Se meu cachorro falasse, poderia ser testemunha do acontecido com os Chiquitanos

Paisagem do Borque Chiquitiano | Foto: Fundación para la Conservación del Bosque Chiquitano

15 Dezembro 2020

"Existe um crime de extermínio dos Chiquitanos em curso na fronteira por causa dos interesses do gasoduto, das fazendas que se instalaram na região e os Estados do Brasil e Bolívia são coniventes. A economia boliviana depende desses contratos feitos com o Brasil e não importa que estejam matando o Corixinho, o fato é que negociam o território dos Chiquitanos sem os consultar de forma livre e esclarecida e escravizam seus corpos no trabalho até o esgotamento", escrevem Aloir Pacini, padre jesuíta, antropólogo e professor da Universidade Federal de Mato Grosso – UFMT, e José Miguel Clemente Clavijo.

 

Eis o artigo.

 

“Oh cristalina fuente
si en esos tus semblantes plateados
formases de repente
los ojos deseados
que tengo en mis entrañas dibujados”
(Cântico Espiritual de São João da Cruz).

 

Para a construção desse texto dois elementos místicos, ambientais, sociais e jurídicos percorrem a intencionalidade dos autores. As águas fazem parte do biológico, do étnico que compõem a diversidade da humanidade águas dos corpos de Ezequiel Pedraza Tosube Lopez, Yona Pedraza Tosube, Arcindo Sumbre García e Pablo Pedraza Choré, águas sagradas que são agora o sangue de Cristo, morto e ressuscitado e que foi derramado no chão pelas balas da GEFRON, ou mesmo contaminado pelo gás da GOB (GasOriente - Bolívia) e GOM (GasOcidente - Mato Grosso). A mesma Pedra-Pedraza como lugar do rochedo de onde sairá (Êxodo 17,6) a fonte de água para o povo do Corixinho beber. No Novo Testamento tem a ver com o sobrenome de Pedro-Pedraza (Mateus 16,13), formas de edificar a Igreja nesta parte da Chiquitania com a devoção a Maria, a Mãe de Jesus conhecida como la Virgen de Cotoca.

 

I. As Águas mais profundas

Ao longo da década 1930, depois da Guerra do Chaco, a Bolívia e o Brasil iniciam novos acordos para estabelecer as fronteiras e a integração energética com base no petróleo e o gás depois da fundação da empresa Yacimientos Petrolíferos y Fiscales de Bolibia (YPFB). No ano 1974, a Bolívia e o Brasil assinam o acordo de Cochabamba para a venda de gás da Bolívia ao Brasil. Em troca, o Brasil forneceria “plantas siderúrgicas e de concreto. No ano 1991 as empresas YPFB e Petróleo Brasileiro S. A. (PETROBRAS) firmaram uma carta de intenções para a compra de gás da Bolívia para exportação ao Brasil atravessando os territórios da Chiquitania.
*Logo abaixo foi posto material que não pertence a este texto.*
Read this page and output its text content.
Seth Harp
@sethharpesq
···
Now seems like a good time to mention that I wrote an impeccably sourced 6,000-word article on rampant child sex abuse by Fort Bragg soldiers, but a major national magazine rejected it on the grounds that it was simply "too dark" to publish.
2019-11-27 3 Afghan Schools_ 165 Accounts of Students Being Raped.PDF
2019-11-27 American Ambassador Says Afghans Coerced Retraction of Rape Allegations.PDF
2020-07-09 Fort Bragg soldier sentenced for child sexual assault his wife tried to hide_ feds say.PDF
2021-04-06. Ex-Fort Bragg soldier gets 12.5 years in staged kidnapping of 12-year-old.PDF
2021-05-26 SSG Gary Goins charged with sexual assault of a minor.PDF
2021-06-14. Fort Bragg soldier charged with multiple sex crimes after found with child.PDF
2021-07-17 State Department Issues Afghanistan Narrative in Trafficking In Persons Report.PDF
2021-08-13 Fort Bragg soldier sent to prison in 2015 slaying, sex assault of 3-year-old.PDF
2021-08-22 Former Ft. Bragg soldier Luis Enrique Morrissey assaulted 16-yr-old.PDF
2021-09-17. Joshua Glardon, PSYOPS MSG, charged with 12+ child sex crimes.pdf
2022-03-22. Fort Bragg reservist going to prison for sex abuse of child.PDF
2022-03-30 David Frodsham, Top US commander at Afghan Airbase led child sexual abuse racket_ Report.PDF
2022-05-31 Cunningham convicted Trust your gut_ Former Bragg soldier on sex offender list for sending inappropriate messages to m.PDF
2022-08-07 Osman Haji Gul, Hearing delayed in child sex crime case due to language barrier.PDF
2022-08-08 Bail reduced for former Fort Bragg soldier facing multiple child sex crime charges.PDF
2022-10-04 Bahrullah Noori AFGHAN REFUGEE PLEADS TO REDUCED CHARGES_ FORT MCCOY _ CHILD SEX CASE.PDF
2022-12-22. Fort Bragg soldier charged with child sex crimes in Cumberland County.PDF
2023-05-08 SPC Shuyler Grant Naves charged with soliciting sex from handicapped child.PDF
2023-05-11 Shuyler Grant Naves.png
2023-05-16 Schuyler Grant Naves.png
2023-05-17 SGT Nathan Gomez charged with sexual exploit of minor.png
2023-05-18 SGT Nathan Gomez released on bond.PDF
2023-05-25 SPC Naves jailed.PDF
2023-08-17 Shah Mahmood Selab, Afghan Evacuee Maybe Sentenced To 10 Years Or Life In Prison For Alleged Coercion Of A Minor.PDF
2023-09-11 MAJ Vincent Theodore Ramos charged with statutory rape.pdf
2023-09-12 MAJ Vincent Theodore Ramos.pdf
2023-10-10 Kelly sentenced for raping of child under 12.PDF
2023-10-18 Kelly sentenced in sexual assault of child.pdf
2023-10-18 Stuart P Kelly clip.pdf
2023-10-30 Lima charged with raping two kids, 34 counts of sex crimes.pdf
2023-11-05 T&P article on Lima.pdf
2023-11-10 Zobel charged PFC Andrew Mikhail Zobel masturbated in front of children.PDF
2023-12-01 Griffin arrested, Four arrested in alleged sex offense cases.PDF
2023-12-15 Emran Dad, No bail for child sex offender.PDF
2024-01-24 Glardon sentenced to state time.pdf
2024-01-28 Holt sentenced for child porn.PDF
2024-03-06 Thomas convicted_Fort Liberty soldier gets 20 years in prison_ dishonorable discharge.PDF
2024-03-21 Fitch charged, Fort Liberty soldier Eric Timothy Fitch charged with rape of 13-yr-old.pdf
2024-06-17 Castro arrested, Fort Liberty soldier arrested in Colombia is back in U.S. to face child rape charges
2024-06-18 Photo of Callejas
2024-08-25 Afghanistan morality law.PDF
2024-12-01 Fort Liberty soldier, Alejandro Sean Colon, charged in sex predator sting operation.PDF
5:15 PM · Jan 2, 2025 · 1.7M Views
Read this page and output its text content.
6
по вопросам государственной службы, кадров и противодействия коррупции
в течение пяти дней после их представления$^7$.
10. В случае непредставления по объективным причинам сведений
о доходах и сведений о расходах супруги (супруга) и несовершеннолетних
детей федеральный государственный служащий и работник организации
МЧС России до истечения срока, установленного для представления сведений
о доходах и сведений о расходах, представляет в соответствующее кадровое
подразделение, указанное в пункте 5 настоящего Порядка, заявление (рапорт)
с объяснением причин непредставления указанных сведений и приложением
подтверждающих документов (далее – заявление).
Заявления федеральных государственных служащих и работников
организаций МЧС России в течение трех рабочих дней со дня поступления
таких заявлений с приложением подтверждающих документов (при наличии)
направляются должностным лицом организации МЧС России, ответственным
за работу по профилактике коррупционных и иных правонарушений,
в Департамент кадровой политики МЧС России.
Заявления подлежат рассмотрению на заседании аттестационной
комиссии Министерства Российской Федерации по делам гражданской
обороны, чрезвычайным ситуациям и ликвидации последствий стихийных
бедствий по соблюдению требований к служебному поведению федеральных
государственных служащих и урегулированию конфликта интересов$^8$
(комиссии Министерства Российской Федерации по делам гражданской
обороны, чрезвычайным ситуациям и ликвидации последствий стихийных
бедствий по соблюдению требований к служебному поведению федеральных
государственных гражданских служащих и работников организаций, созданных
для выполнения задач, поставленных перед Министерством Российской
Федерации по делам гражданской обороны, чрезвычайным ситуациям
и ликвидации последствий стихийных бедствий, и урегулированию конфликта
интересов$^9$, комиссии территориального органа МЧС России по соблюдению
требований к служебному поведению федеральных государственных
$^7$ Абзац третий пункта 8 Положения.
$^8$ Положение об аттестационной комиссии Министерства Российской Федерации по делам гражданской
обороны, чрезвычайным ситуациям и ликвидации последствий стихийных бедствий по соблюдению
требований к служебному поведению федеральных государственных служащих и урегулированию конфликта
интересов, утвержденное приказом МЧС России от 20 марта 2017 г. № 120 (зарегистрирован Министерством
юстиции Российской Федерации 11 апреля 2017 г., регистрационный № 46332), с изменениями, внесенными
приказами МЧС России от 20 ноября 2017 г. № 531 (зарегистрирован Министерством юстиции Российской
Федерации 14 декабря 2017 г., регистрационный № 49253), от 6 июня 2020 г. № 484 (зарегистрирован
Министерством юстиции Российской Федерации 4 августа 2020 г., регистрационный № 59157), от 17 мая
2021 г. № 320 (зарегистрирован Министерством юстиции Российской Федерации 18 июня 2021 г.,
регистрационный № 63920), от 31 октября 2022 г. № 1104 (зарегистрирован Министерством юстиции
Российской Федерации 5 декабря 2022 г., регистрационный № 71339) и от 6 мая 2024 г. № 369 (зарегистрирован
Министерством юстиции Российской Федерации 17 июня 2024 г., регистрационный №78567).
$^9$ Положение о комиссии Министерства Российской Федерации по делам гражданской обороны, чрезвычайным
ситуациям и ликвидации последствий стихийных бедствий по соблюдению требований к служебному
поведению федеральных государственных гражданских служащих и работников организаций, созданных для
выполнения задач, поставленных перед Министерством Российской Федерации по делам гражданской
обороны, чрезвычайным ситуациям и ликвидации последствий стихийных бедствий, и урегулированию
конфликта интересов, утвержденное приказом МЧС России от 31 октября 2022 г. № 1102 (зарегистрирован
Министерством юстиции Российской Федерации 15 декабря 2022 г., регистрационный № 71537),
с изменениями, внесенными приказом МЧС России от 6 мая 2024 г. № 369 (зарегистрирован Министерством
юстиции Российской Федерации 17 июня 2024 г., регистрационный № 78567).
O conduto Rio São Miguel - São Matías, com 362 km e 18 polegadas de diâmetro, fornece 4 milhões de metros cúbicos por dia sem compressão, mas pode fornecer 8 milhões de metros cúbicos com compressão (com válvulas intermediárias) criando expectativas de investimento na região com gás natural veicular e gás de cozinha (GLP). O gás chega ao Brasil desde são José Chiquitos até são Matias, ali se conecta com o gasoduto do GOM (GasOcidente de Mato Grosso) até a planta UTE Mario Covas (Usina Termoelétrica de Cuiabá) que produz 480 MW fornecendo a de energia elétrica que é 60% da energia demandada pelo Estado de Mato Grosso. Este projeto faz parte do Projeto Energia Integrada Cuiabá (EIC) que tem como Fundo de capital financeiro as empresas: Enron, Shell e Transredes (Petrobras), que é muito maior.

No segundo semestre do ano 1999 foram feitos os acordos entre YPFB e o GOB (Gás Oriente Bolívia) para as obras do gasoduto São Miguel - São Matias com 362 km de comprimento de vala abertos nos territórios Chiquitanos, também da comunidade Corixinho: “Oh cristalina fuente” onde seu João Pedraza Choré e sua esposa Ida, “los ojos deseados que llevo em mis entreñas dibujados”, trabalham duro para abrir a terra seca dos bosques secos, dando-se conta da “vala” do gasoduto São Miguel - São Matias, dia e noite junto de outros homens e mulheres Chiquitanos.

 

 

Porém, neste mesmo dia 13 de agosto de 2020, João Pedraza com os olhos cheios de lágrimas, “los ojos deseados que llevo em mis entreñas dibujados”, teve que abrir o poço para colocar o caixão de seu filho Ezequiel e seus companheiros Yona Pedraza Choré, Pablo e Arcindo, abatidos pelas balas da GEFRON. Ontem a “vala” era para a tubulação do gasoduto GASBOL que vai se transformar mediante a combustão nas usinas termoelétricas (UTA Cuiabá) em luz limpa, que muitos de nós consumimos no Mato Grosso. Hoje, neste ano 2020 da pandemia, com o sangue ainda quente, como as “balas” que foram matar Ezequiel, Yona, Arcindo e Pablo, e o gasoduto, são sinais da impunidade do Gefron do Brasil e da GasOriente da Bolívia, pois trazem a morte para a Comunidade de Corixinho onde vivem as famílias Pedraza, Choré, Tosube, Sumbre etc.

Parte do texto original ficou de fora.